At home, this manifests as stark and entrenched income inequalities, with Black and Minoritised Ethnic people 2.5 times more likely to be in poverty. This is skyrocketing the socioeconomic gap across the UK and deepening financial anxiety.
To achieve long-term systemic change and a healthier society, we must close the ethnicity pay gap. It is essential to reducing deprivation and transforming access to education, health, housing, work, and financial stability for generations to come. In the UK, addressing race inequalities in the labour market could boost the economy by up to £24 billion annually.
Today (January 8) marks Ethnicity Pay Gap Day 2026, founded by Dianne Greyson, who also established the #EthnicityPayGap Campaign. We will continue to support her campaign (see our interview with Dianne here).
We will also continue to participate in the movement to end the ethnicity pay gap, working with the UK government and centring Black and Minoritised Ethnic people in our work. For workplaces who are ready for genuine change, we have developed resources through our partnership with ACEVO, Home Truths 2. We encourage civil society organisations to publish their pay gap to identify and end racism by changing values, structures and behaviours.
Racial justice cannot be achieved without economic justice, and workplaces have a critical role to play in making this a reality.
Policy recommendations for long term systemic change:
Advice to Government
Mandate ethnicity pay gap reporting, bringing it in line with gender pay gap reporting.

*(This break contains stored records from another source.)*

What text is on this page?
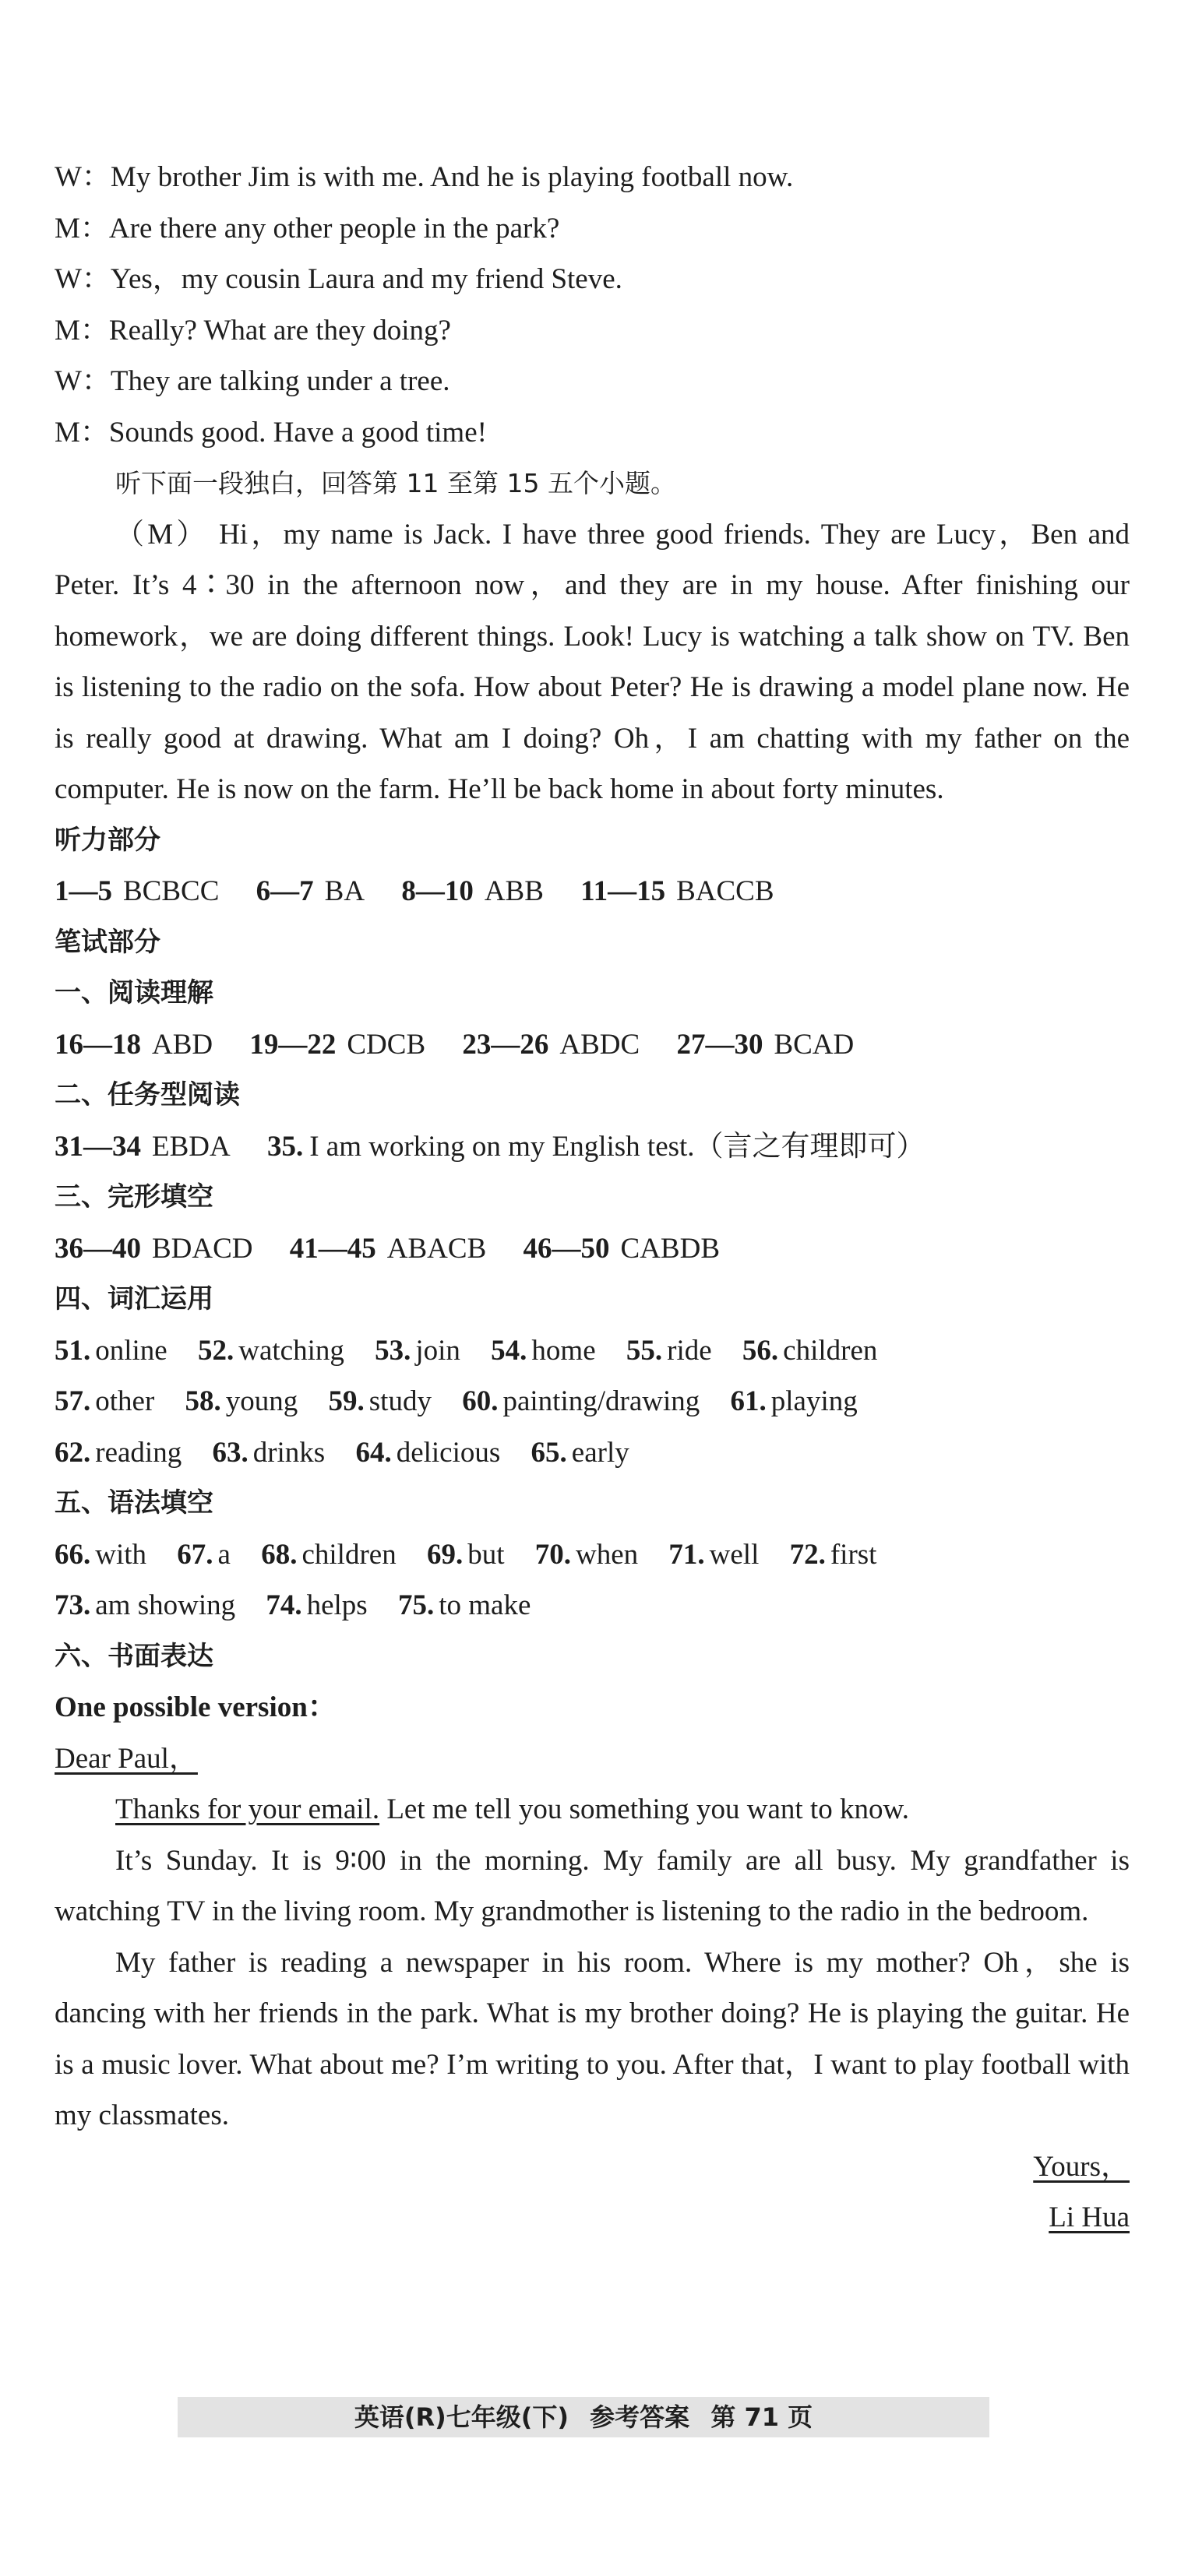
W：My brother Jim is with me. And he is playing football now.
M：Are there any other people in the park?
W：Yes，my cousin Laura and my friend Steve.
M：Really? What are they doing?
W：They are talking under a tree.
M：Sounds good. Have a good time!
听下面一段独白，回答第 11 至第 15 五个小题。
（M） Hi，my name is Jack. I have three good friends. They are Lucy，Ben and Peter. It’s 4∶30 in the afternoon now，and they are in my house. After finishing our homework，we are doing different things. Look! Lucy is watching a talk show on TV. Ben is listening to the radio on the sofa. How about Peter? He is drawing a model plane now. He is really good at drawing. What am I doing? Oh，I am chatting with my father on the computer. He is now on the farm. He’ll be back home in about forty minutes.
听力部分
1—5 BCBCC 6—7 BA 8—10 ABB 11—15 BACCB
笔试部分
一、阅读理解
16—18 ABD 19—22 CDCB 23—26 ABDC 27—30 BCAD
二、任务型阅读
31—34 EBDA 35. I am working on my English test.（言之有理即可）
三、完形填空
36—40 BDACD 41—45 ABACB 46—50 CABDB
四、词汇运用
51. online 52. watching 53. join 54. home 55. ride 56. children
57. other 58. young 59. study 60. painting/drawing 61. playing
62. reading 63. drinks 64. delicious 65. early
五、语法填空
66. with 67. a 68. children 69. but 70. when 71. well 72. first
73. am showing 74. helps 75. to make
六、书面表达
One possible version：
Dear Paul，
Thanks for your email. Let me tell you something you want to know.
It’s Sunday. It is 9∶00 in the morning. My family are all busy. My grandfather is watching TV in the living room. My grandmother is listening to the radio in the bedroom.
My father is reading a newspaper in his room. Where is my mother? Oh，she is dancing with her friends in the park. What is my brother doing? He is playing the guitar. He is a music lover. What about me? I’m writing to you. After that，I want to play football with my classmates.
Yours，
Li Hua
英语(R)七年级(下) 参考答案 第 71 页
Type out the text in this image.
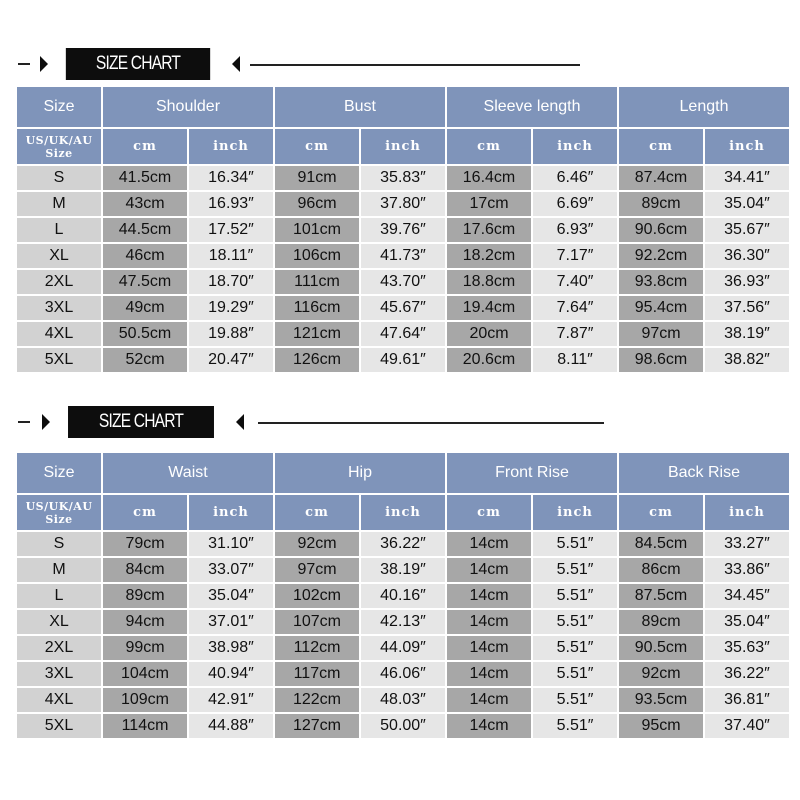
SIZE CHART
Size	Shoulder		Bust		Sleeve length		Length	

US/UK/AU
Size	cm	inch	cm	inch	cm	inch	cm	inch
S	41.5cm	16.34″	91cm	35.83″	16.4cm	6.46″	87.4cm	34.41″
M	43cm	16.93″	96cm	37.80″	17cm	6.69″	89cm	35.04″
L	44.5cm	17.52″	101cm	39.76″	17.6cm	6.93″	90.6cm	35.67″
XL	46cm	18.11″	106cm	41.73″	18.2cm	7.17″	92.2cm	36.30″
2XL	47.5cm	18.70″	111cm	43.70″	18.8cm	7.40″	93.8cm	36.93″
3XL	49cm	19.29″	116cm	45.67″	19.4cm	7.64″	95.4cm	37.56″
4XL	50.5cm	19.88″	121cm	47.64″	20cm	7.87″	97cm	38.19″
5XL	52cm	20.47″	126cm	49.61″	20.6cm	8.11″	98.6cm	38.82″
SIZE CHART
Size	Waist		Hip		Front Rise		Back Rise	

US/UK/AU
Size	cm	inch	cm	inch	cm	inch	cm	inch
S	79cm	31.10″	92cm	36.22″	14cm	5.51″	84.5cm	33.27″
M	84cm	33.07″	97cm	38.19″	14cm	5.51″	86cm	33.86″
L	89cm	35.04″	102cm	40.16″	14cm	5.51″	87.5cm	34.45″
XL	94cm	37.01″	107cm	42.13″	14cm	5.51″	89cm	35.04″
2XL	99cm	38.98″	112cm	44.09″	14cm	5.51″	90.5cm	35.63″
3XL	104cm	40.94″	117cm	46.06″	14cm	5.51″	92cm	36.22″
4XL	109cm	42.91″	122cm	48.03″	14cm	5.51″	93.5cm	36.81″
5XL	114cm	44.88″	127cm	50.00″	14cm	5.51″	95cm	37.40″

Without a legal requirement, transparency remains inconsistent and accountability is weakened.
Standardise how ethnicity pay gaps are calculated by developing a clear, government-backed methodology and tool. This would support organisations (particularly smaller workplaces) to report accurately and confidently to avoid common calculation mistakes from the gender pay gap.
Enable sector-specific benchmarking, so organisations can understand how their pay gaps compare within their sector and identify where structural issues are most pronounced.
Support intersectional analysis where data allows, recognising that ethnicity pay gaps are not experienced uniformly and are shaped by gender, nationality, geography, and other factors.
Advice to civil society organisations (see our Home Truths 2 resources here, including a blog, webinar and guidance notes – all free to access).
Collect and analyse workforce data across pay, progression, and leadership, particularly in non-support and senior roles, to understand where disparities are concentrated. View our Home Truths 2 calculation method here.
Publish an action plan alongside any ethnicity pay gap data, setting out clear steps to address pay disparities rather than treating reporting as a tick-box exercise.
Embed transparency in pay, reward, and progression processes, ensuring decisions are clear, fair, and open to scrutiny.
Create safe mechanisms for employees to share lived experiences, helping organisations identify cumulative and systemic bias across recruitment, retention, and pay.
Approach ethnicity pay gap reporting with care and responsibility, ensuring data collection complies with GDPR and is communicated clearly to staff to build trust.